Reed thanked Gov. Nathan Deal for signing that bill, and said it was a key reason the $1 billion development was going forward.
“We have worked on two pieces of legislation for two years to create the financial incentives that were necessary,” Reed said of the HB 342 and the extension of the car rental tax. “It requires a massive amount of infrastructure investment. There’s a reason it has not been developed for 30 years.”
For decades, there have been plans to turn the railroad gulch into a multimodal transportation facility for buses, AMTRAK and commuter trains that would connect directly in the Five Points MARTA Station.
It was unclear whether this development would mean the concept for a multimodal facility was dead. During his administration as mayor, Reed has not been a strong proponent of development of multimodal station.
When asked whether he had been lukewarm supporter for a multimodal station, Reed said he has “never been lukewarm” about the concept.
“What I realized – there was a lack of support at the state level.

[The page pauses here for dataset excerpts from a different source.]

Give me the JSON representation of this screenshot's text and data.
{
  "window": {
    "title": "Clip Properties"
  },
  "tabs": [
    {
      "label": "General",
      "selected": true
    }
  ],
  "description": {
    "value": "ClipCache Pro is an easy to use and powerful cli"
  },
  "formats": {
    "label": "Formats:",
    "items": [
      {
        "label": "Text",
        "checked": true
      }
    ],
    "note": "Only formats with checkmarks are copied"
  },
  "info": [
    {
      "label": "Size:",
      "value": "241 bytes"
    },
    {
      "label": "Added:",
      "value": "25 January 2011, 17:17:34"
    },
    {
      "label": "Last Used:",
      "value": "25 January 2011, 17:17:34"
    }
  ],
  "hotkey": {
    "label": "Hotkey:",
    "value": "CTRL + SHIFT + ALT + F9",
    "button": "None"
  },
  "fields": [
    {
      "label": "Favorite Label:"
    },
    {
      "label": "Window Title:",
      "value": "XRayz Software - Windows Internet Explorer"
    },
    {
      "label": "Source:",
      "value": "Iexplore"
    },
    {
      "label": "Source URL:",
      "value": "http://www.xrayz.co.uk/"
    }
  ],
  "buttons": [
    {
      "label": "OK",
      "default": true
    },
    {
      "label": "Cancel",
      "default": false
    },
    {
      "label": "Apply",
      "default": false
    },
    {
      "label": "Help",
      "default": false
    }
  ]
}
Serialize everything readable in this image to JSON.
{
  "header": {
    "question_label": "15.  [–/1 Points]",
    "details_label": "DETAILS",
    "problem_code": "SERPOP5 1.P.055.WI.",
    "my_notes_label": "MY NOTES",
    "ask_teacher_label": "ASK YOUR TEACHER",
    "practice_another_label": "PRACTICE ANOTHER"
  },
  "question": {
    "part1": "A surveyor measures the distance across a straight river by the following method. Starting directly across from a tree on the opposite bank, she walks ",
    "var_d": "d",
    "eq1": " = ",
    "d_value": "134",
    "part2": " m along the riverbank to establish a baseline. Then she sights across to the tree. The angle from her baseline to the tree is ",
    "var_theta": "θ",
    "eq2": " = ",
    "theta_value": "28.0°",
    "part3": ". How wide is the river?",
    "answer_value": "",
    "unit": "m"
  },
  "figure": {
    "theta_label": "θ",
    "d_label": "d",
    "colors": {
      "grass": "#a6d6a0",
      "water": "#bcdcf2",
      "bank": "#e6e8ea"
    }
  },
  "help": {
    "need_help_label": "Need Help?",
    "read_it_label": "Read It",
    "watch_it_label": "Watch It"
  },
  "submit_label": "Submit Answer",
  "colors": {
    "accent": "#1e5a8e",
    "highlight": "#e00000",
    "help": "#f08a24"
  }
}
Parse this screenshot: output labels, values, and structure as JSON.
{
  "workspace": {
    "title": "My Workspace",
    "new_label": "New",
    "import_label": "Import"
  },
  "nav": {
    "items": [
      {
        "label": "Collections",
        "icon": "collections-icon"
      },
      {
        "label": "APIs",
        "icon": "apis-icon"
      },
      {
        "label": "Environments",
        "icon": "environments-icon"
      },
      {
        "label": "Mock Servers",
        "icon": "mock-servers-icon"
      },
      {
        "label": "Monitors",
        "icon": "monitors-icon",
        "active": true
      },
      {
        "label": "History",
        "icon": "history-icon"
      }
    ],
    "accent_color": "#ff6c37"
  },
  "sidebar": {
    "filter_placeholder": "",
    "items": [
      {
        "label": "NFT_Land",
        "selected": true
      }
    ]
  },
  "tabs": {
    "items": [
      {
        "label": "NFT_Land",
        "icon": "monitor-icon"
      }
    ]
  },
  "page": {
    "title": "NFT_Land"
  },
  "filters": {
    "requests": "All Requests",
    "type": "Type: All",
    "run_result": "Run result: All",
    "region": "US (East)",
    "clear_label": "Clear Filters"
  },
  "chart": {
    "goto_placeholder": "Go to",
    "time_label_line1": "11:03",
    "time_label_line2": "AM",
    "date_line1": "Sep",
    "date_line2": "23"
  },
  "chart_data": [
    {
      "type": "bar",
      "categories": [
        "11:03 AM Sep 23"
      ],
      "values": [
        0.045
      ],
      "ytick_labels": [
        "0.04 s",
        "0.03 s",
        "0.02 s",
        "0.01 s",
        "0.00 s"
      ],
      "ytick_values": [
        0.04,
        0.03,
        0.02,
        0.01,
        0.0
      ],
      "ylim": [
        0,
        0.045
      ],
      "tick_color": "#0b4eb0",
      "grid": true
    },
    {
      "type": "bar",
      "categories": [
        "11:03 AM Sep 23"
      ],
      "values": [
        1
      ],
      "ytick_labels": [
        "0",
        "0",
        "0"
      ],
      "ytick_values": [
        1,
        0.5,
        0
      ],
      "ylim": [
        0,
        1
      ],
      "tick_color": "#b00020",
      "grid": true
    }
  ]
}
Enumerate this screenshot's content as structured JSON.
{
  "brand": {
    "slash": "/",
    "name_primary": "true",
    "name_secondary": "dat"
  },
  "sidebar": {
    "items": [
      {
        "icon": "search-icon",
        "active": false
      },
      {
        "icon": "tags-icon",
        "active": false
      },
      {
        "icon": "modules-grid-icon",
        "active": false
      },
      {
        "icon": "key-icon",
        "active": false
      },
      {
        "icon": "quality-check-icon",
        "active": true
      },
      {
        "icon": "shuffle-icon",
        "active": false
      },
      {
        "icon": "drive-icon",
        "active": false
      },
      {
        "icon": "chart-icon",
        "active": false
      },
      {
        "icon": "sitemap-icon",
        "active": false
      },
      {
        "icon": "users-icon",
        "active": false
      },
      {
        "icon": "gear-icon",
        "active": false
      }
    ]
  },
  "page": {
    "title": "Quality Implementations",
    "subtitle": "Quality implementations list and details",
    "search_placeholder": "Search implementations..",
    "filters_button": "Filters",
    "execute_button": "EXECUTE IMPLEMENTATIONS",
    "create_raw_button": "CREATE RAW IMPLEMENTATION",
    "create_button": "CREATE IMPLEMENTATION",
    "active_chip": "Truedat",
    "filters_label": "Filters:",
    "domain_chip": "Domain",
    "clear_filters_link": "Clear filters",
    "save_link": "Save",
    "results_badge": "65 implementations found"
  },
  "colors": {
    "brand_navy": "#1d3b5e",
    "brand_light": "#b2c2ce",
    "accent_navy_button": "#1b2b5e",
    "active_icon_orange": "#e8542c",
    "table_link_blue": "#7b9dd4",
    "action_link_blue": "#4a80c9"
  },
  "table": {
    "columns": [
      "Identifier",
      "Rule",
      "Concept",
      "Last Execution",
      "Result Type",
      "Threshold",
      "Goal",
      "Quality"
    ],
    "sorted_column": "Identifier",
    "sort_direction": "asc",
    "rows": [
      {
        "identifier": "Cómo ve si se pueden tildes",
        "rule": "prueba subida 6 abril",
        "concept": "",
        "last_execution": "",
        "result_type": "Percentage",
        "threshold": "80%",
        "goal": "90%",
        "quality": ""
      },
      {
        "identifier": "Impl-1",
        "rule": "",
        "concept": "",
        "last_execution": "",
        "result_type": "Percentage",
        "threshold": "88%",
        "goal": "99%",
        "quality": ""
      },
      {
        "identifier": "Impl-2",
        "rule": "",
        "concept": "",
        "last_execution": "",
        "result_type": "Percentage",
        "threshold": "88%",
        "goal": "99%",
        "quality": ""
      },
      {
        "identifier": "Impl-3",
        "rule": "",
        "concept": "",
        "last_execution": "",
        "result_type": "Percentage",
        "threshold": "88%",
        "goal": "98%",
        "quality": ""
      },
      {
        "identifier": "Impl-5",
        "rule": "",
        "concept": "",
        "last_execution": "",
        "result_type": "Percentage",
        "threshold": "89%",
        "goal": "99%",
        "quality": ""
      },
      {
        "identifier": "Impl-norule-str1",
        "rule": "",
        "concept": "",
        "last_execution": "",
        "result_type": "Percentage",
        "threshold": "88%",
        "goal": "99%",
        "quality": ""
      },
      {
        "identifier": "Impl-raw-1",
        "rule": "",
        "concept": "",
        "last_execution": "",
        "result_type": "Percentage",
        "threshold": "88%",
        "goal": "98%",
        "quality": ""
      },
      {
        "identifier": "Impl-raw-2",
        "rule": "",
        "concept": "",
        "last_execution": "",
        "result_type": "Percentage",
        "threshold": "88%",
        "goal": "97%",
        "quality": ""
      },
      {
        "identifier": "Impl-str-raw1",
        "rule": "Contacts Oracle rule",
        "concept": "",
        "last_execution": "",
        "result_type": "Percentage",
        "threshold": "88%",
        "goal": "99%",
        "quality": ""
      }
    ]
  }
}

Nothing there has changed,” said Reed, adding that a multimodal station development likely would not happen for another 10 years – a concept which he described as a hypothetical discussion.
In contrast, the CIM development is within the city’s grasp.
“This is unlike the other conversations around the gulch, where there were multiple parties with multiple moving parts that were much more subject to complications,” Reed said.
“Conversations are great,” said Reed, who added he studied the state budget and never saw a real appetite for the multimodal project. “Here is a decision you have to make in moments like this. If you have one of the leading development firms in America willing to do it right now and you have a hypothetical idea…(you have to make a choice). “What I believe is appropriate is to have a firm that has a very strong history of working collaboratively and delivering a quality project.”
Later he said: “We have done our part, and we intend to continue to partner (with them) for the rest of the way.”
Reed also confirmed that earlier on, the Hawks organization considered building an arena at the site of the Civic Center before deciding on retrofitting Philips Arena.
“Civic Center would have been the most likely location for a new arena,” Reed said, adding a new arena likely would have cost between $500 million and $600 million. “The best path was the transformation of Philips Arena.”
Reed was obviously proud to be able to disclose the breadth of the CIM-Hawks redevelopment of south downtown.
“It really is the concept of south downtown coming to fruition,” Reed said. “I believe Tony and Richard Ressler want to do something special for Atlanta.”